Colusión en la Industria de la Centolla: ¿Quiénes son los Afectados?

Un grupo de 91 pescadores artesanales de Magallanes ha decidido unirse como tercero coadyuvante en la causa por colusión que involucra a la industria de la centolla, actualmente en trámite ante el Tribunal de Defensa de la Libre Competencia (TDLC). Esta acción legal, respaldada por los abogados Pedro Venegas Villavicencio y Valentina Venegas Sepúlveda, busca permitir a los armadores y tripulantes de la pesca artesanal, identificados por la Fiscalía Nacional Económica (FNE) como los principales afectados por la colusión, participar activamente en el desarrollo del juicio. La formalización de esta solicitud se basa en el Código de Procedimiento Civil y cumple con los requisitos establecidos por la jurisprudencia para la intervención de terceros en materia de libre competencia.

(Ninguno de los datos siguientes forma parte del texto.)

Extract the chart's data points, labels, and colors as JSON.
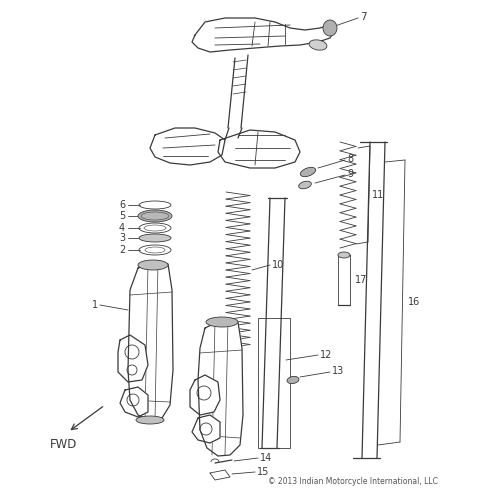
{
  "bg_color": "#ffffff",
  "line_color": "#3a3a3a",
  "text_color": "#3a3a3a",
  "copyright": "© 2013 Indian Motorcycle International, LLC",
  "fwd_label": "FWD",
  "fig_width": 5.0,
  "fig_height": 5.0,
  "dpi": 100
}
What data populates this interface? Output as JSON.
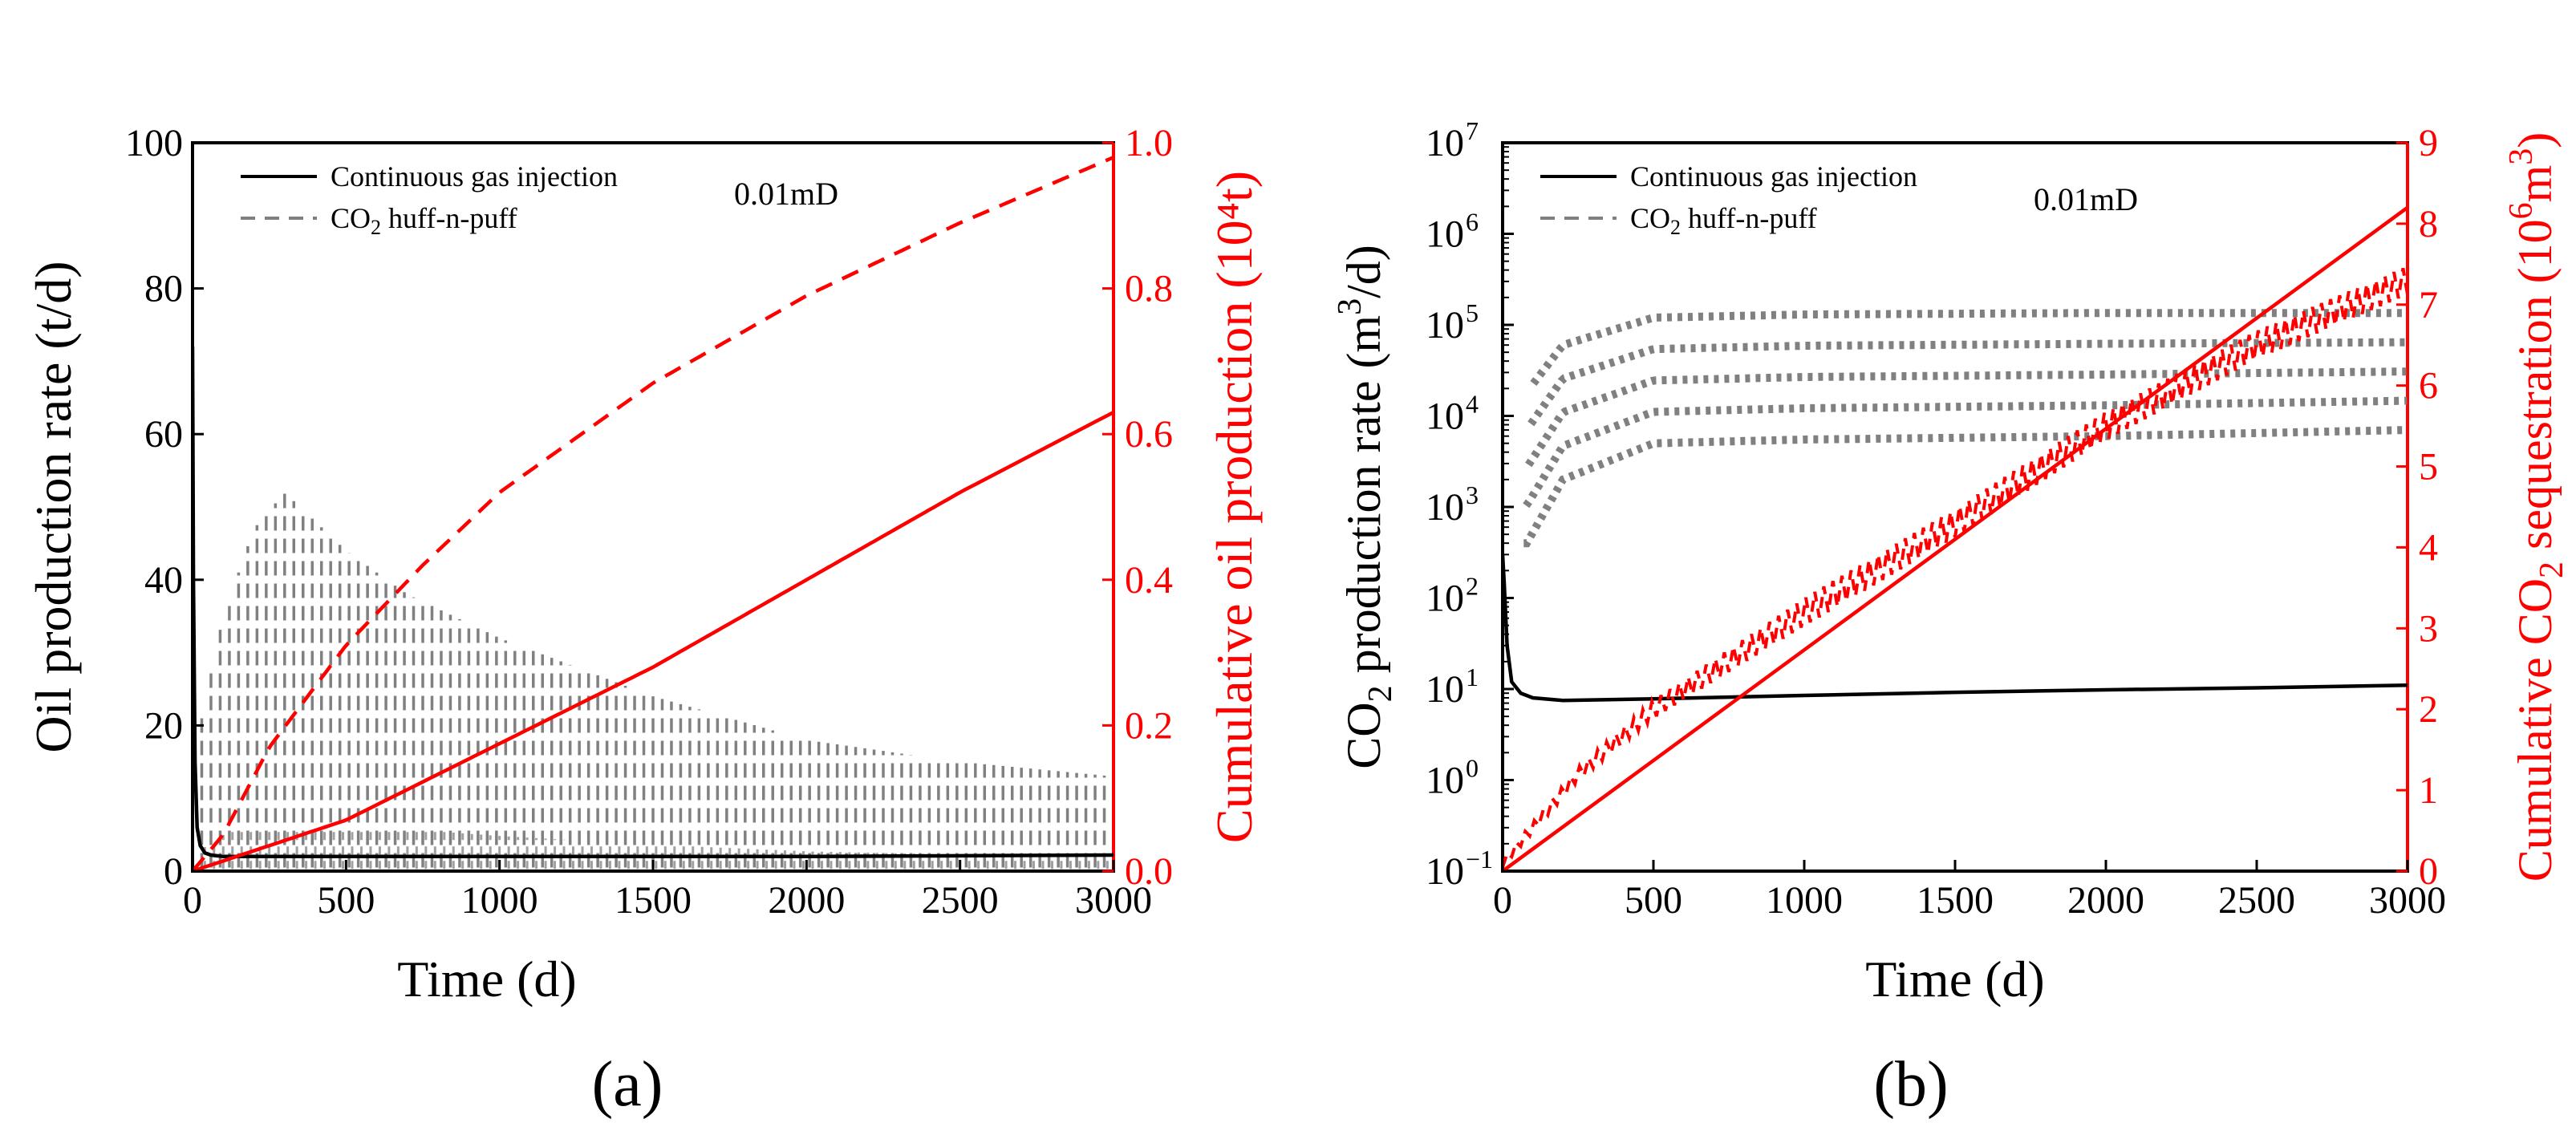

Los solicitantes, que expresan haber sido “engañados por las empresas requeridas durante años”, argumentan que el perjuicio que sufrieron va más allá del ámbito económico, impactando directamente en su calidad de vida. Este grupo, que en su mayoría está constituido por tripulantes de la pesca artesanal de Porvenir y sus alrededores, abarca incluso a una mujer armadora, lo que subraya la diversidad dentro del sector afectado. Los mandatos judiciales que autorizan su representación fueron otorgados entre diciembre de 2025 y abril de 2026, abarcando una amplia región que incluye localidades como Punta Arenas, Calbuco, Castro, Tierra del Fuego y Ancud, reflejando la dispersión geográfica de los pescadores perjudicados.
La presentación de esta causa llega tras un prolongado proceso de organización entre los pescadores, que enfrentaron el desafío de coordinarse de manera efectiva en un ambiente de temor a represalias comerciales. En abril, durante una audiencia ante el TDLC, la FNE presentó un extenso expediente de investigación, que incluye 170 llamadas telefónicas interceptadas y 55 documentos incautados. Jaime Cosme, dirigente de la caleta Barranco Amarillo, había anticipado previamente que cerca de 200 personas estaban en el proceso de unirse a una demanda colectiva, evidenciando el creciente deseo de los pescadores de hacer valer sus derechos.
En mayo, representantes del sector de la pesca artesanal llevaron sus denuncias sobre prácticas de “burda colusión” en los precios de la centolla, el erizo y la luga directamente a la Delegación Presidencial Regional. Según las investigaciones, se estima que siete empresas serían responsables de concentrar entre el 81% y el 88% de las compras de centolla magallánica entre 2017 y 2021, coordinando precios durante un mínimo de nueve temporadas consecutivas. Esta situación ha dejado a aproximadamente 2.000 familias afectadas anualmente, con la FNE solicitando multas que superan las 62.000 UTA, lo que equivale a más de 53 mil millones de pesos.
La implicación de los pescadores en este proceso judicial, como terceros coadyuvantes, representa un paso significativo en la lucha por la defensa de la libre competencia y la equidad en el mercado pesquero de Magallanes. La participación activa de los afectados marca un precedente en la forma en que las comunidades pueden defender sus derechos frente a prácticas empresariales desleales. Este caso, que continúa desarrollándose, tiene el potencial de generar cambios importantes en la regulación del sector pesquero, incentivando el respeto por la competencia justa y la protección de los intereses de quienes dependen, directa e indirectamente, de la industria pesquera.